Un vero e proprio boom di pubblico ha segnato la chiusura della seconda edizione del Bloom Venice Festival, che dal 24 aprile al 3 maggio ha trasformato il Parco San Giuliano in uno dei principali hub musicali e culturali della primavera veneziana. 

In otto giorni di eventi gratuiti, il festival ha raggiunto oltre 100.000 presenze, confermando una crescita netta rispetto al debutto e consolidando il Bloom come uno degli appuntamenti più partecipati del territorio. 

Sul palco si sono alternati artisti affermati e protagonisti della scena italiana come Sir Oliver Skardy, Herman Medrano, Meganoidi, Peter Punk, Pinguini Tattici Nucleari, insieme a nomi molto amati dal pubblico come Igor S e Lady Brian. Spazio anche a band e progetti del territorio come Batistococo e Glitter Disco, oltre a numerosi artisti emergenti. 

Grande successo anche per i format tematici che hanno scandito le giornate del festival, tra cui Another Project, Bésame, serate dedicate agli anni ’80, ’90 e 2000 e molti altri appuntamenti capaci di attrarre pubblici diversi e rendere ogni serata unica. 

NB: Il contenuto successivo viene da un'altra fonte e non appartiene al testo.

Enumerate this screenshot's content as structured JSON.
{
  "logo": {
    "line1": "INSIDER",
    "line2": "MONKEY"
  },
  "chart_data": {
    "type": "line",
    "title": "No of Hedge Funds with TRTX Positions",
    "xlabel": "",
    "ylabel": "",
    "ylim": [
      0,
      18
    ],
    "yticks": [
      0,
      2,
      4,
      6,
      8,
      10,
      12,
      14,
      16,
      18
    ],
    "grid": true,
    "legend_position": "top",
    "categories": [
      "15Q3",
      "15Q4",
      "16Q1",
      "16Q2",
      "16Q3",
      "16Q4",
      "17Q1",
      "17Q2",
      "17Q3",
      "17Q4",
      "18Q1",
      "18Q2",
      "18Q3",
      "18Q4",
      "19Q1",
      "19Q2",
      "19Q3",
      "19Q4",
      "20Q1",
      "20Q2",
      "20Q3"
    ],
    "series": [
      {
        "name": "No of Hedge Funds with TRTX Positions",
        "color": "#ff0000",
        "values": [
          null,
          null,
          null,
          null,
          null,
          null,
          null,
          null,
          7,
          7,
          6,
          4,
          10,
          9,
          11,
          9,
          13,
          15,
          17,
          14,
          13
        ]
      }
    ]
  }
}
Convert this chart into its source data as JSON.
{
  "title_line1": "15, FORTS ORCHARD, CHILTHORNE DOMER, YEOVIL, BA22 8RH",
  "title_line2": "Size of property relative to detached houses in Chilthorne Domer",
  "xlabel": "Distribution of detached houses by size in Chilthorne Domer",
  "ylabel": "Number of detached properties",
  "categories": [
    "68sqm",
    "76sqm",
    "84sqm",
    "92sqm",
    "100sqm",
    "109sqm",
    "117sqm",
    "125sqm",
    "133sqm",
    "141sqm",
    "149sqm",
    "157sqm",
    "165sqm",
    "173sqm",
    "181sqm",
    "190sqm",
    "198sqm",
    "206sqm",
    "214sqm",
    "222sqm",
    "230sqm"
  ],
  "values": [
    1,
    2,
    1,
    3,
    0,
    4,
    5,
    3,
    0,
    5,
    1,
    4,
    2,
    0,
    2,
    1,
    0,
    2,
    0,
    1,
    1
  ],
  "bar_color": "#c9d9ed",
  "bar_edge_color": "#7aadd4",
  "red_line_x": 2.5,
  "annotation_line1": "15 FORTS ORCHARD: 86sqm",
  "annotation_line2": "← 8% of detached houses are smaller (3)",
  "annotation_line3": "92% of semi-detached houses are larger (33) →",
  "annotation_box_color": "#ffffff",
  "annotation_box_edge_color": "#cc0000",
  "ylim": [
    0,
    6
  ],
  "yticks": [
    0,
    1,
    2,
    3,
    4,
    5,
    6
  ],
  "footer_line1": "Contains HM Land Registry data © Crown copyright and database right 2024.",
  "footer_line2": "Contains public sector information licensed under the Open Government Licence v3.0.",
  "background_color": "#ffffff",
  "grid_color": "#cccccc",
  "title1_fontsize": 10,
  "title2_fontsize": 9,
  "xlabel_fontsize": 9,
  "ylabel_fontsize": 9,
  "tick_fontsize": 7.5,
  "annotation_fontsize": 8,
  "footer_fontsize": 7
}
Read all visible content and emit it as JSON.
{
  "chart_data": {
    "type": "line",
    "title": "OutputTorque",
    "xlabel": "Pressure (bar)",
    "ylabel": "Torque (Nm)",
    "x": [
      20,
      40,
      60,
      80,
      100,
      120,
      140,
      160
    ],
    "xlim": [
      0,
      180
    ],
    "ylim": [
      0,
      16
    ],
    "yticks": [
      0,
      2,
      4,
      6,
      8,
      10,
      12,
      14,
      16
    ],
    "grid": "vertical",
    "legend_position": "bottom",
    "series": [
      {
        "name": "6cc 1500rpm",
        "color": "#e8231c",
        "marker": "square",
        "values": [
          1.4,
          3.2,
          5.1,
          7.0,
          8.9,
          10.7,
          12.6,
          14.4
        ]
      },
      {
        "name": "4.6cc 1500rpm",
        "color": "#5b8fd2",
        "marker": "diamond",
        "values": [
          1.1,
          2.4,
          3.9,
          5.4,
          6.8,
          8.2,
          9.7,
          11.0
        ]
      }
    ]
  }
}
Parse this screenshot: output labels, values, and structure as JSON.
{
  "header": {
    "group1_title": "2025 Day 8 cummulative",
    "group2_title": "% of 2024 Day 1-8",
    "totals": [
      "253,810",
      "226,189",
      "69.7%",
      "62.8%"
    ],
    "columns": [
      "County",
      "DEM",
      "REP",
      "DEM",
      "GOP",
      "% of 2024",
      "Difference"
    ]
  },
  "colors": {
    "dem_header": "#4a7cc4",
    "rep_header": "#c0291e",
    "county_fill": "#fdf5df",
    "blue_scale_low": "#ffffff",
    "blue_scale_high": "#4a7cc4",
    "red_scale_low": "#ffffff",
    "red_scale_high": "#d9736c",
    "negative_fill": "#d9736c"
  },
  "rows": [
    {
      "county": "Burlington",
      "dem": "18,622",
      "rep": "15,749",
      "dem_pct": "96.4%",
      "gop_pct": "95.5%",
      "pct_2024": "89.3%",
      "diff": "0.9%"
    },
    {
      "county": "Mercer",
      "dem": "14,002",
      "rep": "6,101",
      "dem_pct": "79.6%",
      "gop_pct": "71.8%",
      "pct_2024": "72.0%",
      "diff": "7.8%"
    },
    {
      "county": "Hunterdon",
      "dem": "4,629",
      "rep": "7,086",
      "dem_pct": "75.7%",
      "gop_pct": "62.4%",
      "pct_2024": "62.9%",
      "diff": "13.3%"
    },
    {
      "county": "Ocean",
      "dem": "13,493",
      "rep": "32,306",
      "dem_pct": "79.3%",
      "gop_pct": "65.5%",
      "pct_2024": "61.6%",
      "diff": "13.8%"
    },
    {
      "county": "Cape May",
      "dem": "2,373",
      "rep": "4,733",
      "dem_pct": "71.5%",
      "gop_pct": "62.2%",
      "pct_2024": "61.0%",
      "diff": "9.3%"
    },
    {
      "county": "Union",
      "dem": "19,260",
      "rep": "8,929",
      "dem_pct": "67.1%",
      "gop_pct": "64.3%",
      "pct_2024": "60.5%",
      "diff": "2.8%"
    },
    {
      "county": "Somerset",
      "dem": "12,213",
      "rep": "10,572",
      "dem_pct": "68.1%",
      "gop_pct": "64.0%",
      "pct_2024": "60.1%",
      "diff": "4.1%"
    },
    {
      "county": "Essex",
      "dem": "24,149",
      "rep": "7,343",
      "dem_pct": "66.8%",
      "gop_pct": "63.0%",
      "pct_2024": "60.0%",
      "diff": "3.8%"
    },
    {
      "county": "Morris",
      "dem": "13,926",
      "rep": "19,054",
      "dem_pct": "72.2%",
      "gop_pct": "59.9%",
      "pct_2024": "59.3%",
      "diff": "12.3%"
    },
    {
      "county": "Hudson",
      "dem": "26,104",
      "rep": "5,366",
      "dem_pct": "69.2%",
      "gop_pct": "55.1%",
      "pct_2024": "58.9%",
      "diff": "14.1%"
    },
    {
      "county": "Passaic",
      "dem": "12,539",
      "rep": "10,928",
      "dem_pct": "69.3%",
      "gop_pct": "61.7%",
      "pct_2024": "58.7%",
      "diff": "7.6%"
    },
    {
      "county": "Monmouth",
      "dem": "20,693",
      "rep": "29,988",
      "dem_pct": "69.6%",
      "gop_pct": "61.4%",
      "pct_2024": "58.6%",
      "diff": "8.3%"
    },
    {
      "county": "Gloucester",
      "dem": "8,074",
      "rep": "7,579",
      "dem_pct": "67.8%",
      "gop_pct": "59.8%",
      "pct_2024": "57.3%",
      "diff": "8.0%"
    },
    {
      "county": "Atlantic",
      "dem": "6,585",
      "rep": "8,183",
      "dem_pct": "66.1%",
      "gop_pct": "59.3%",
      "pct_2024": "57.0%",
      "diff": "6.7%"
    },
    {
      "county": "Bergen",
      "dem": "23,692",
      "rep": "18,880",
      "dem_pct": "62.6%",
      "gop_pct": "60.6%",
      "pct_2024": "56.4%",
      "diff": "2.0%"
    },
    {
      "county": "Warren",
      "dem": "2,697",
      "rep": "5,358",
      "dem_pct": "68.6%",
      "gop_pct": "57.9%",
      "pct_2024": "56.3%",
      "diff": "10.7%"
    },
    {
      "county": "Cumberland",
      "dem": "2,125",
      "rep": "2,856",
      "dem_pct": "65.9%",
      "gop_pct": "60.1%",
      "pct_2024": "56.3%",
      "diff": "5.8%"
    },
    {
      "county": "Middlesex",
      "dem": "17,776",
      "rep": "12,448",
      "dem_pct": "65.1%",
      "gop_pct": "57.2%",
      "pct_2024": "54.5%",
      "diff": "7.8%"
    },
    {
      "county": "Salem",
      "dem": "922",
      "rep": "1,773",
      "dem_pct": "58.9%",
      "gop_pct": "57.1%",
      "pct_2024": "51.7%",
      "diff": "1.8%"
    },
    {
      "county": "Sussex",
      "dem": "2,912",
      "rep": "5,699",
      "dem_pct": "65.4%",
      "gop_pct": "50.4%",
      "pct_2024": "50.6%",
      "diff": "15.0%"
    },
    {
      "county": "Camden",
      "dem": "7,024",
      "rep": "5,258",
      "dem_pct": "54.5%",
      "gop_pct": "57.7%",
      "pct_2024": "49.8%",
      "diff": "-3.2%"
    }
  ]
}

Tra gli elementi più significativi di questa edizione, l’area dedicata alle famiglie, su cui l’organizzazione ha scelto di investire in modo deciso con spazi pensati, attività dedicate e servizi accessibili. Una scelta strategica che ha permesso di ampliare il pubblico del festival, coinvolgendo non solo giovani ma anche genitori e bambini, e trasformando il Bloom in un vero luogo di aggregazione intergenerazionale. La risposta è stata estremamente positiva, confermando l’importanza di costruire eventi capaci di parlare a pubblici diversi e di creare momenti di condivisione per tutta la comunità. 

Grande apprezzamento anche per la nuova terrazza panoramica, che ha offerto una vista unica su Venezia e sul festival stesso: un’esperienza immersiva capace di unire paesaggio e musica in un unico sguardo. A completare il format, l’area food & beverage e gli spazi di socialità hanno contribuito a rendere il Bloom un evento a 360 gradi. 

Un ulteriore segno concreto del legame con il territorio sarà la donazione al Comune di Venezia delle opere realizzate durante il festival dagli artisti Mister Clay, Alessio B e Slog 175, che verranno successivamente esposte e rese visibili alla cittadinanza, contribuendo a lasciare un’eredità culturale duratura dell’evento. “Questa edizione segna un salto di qualità importante – commenta l’organizzazione –. I numeri e l’energia vissuta in questi giorni dimostrano che il Bloom è ormai una realtà solida e in crescita, capace di generare valore culturale e aggregazione”. 

Un importante tributo per la buona riuscita del festival va ai numerosi sponsor che hanno creduto nel progetto e al Comune di Venezia. 

Con una forte eco anche sui social e una partecipazione che ha superato ogni aspettativa, il Bloom Venice Festival chiude così un’edizione da record e guarda già al 2027, con l’obiettivo di crescere ancora.